2016年07月10日付

LINEで送る
Pocket

与野党が入り乱れて舌戦を繰り広げた参院選は18日間の日程が終了した。長野選挙区は、これまでは2議席を与野党が分け合う「指定席」だった。定数が削減された今回は、生き残りをかけて双方ともに相手陣営の批判を繰り広げた▼全国的に注目された選挙区だけに、各政党の幹部が続々と応援に訪れた。
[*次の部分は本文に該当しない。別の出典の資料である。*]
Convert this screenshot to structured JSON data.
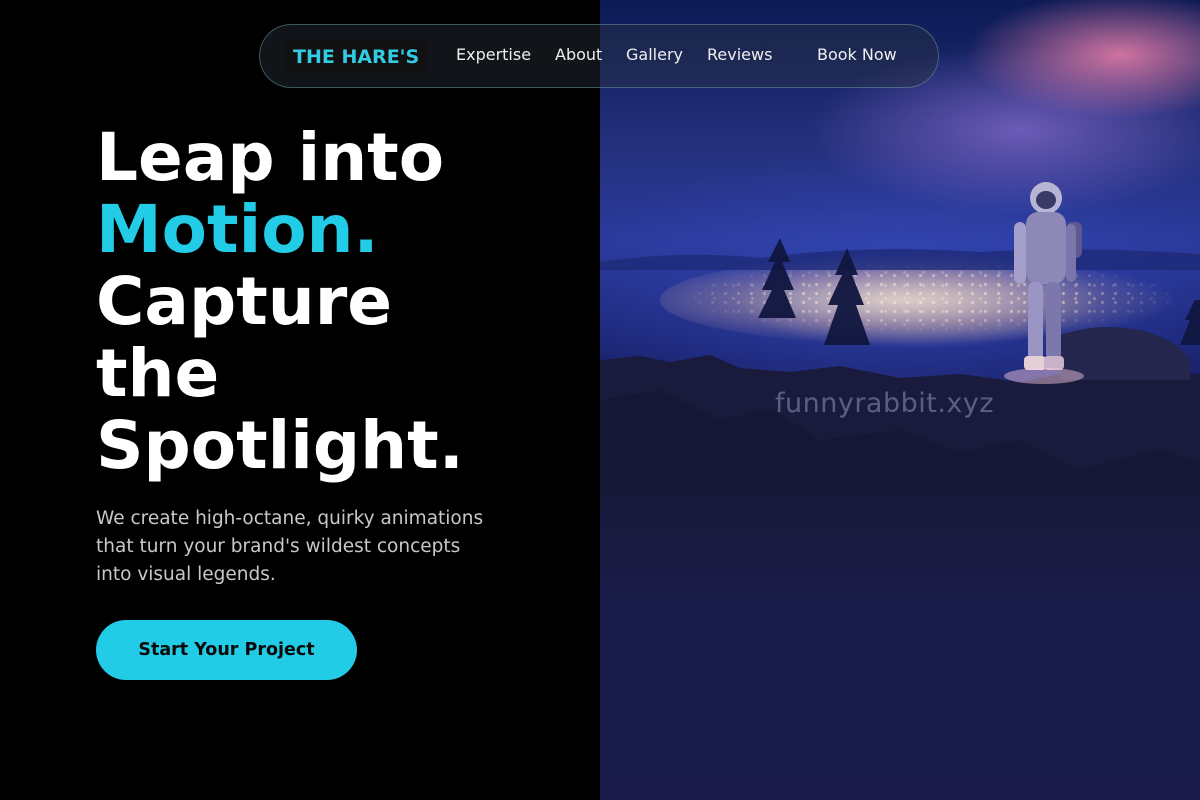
{
  "nav": {
    "brand": "THE HARE'S",
    "links": [
      "Expertise",
      "About",
      "Gallery",
      "Reviews"
    ],
    "book_label": "Book Now"
  },
  "hero": {
    "title_line_1": "Leap into",
    "title_line_2": "Motion.",
    "title_line_3": "Capture",
    "title_line_4": "the",
    "title_line_5": "Spotlight.",
    "subtitle": "We create high-octane, quirky animations that turn your brand's wildest concepts into visual legends.",
    "cta_label": "Start Your Project",
    "watermark": "funnyrabbit.xyz"
  },
  "colors": {
    "accent": "#22cbe6",
    "background": "#000000",
    "text": "#ffffff",
    "subtitle": "#c8c8c8"
  }
}
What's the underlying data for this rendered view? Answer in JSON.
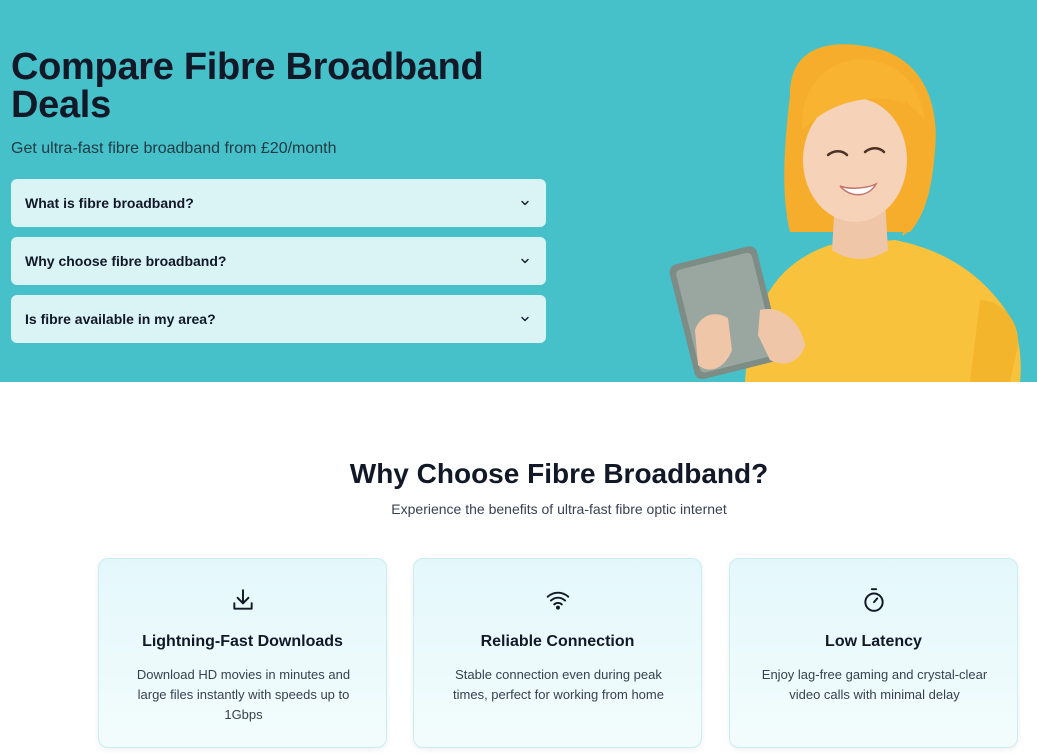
{
  "hero": {
    "title": "Compare Fibre Broadband Deals",
    "subtitle": "Get ultra-fast fibre broadband from £20/month",
    "faqs": [
      {
        "question": "What is fibre broadband?"
      },
      {
        "question": "Why choose fibre broadband?"
      },
      {
        "question": "Is fibre available in my area?"
      }
    ]
  },
  "benefits": {
    "title": "Why Choose Fibre Broadband?",
    "subtitle": "Experience the benefits of ultra-fast fibre optic internet",
    "cards": [
      {
        "icon": "download-icon",
        "title": "Lightning-Fast Downloads",
        "text": "Download HD movies in minutes and large files instantly with speeds up to 1Gbps"
      },
      {
        "icon": "wifi-icon",
        "title": "Reliable Connection",
        "text": "Stable connection even during peak times, perfect for working from home"
      },
      {
        "icon": "stopwatch-icon",
        "title": "Low Latency",
        "text": "Enjoy lag-free gaming and crystal-clear video calls with minimal delay"
      }
    ]
  },
  "colors": {
    "hero_bg": "#46c0c9",
    "faq_bg": "#daf4f6",
    "card_bg": "#e4f8fb"
  }
}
大物の応援弁士が入った会場は、どこも大盛況。最終盤にかけて二度三度と長野入りする幹部も目立った。だが、会場の熱気がそのまま候補者の得票に結びつくかは未知数である▼街頭演説などで多く聞いたのは、安倍政権の経済政策「アベノミクス」の成否。与野党ともに、各種経済指標を用いて「過去最高になった」「経済成長率は以前よりも落ち込んでいる」と声高に叫んでいた。それぞれの主張の受け止め方は、有権者によってさまざまだろう▼一方で、長野県や日本の将来像についての具体的な発言は、あまり聞くことはなかった。「万全を期します」「力強く推進します」など威勢のいい言葉ばかり。政策推進にあたって財源をどこに求めるのかといった論点はほとんどなかった▼各政党の訴えに対する国民の判断は、まもなく明らかになる。最近の選挙後を見ると、選挙公約が軽んじられ、反故にされることも少なくない。有権者は、各政党の公約とその後の対応をしっかり見届けたい。それを胸に刻み、次期衆院選や参院選に生かしたい。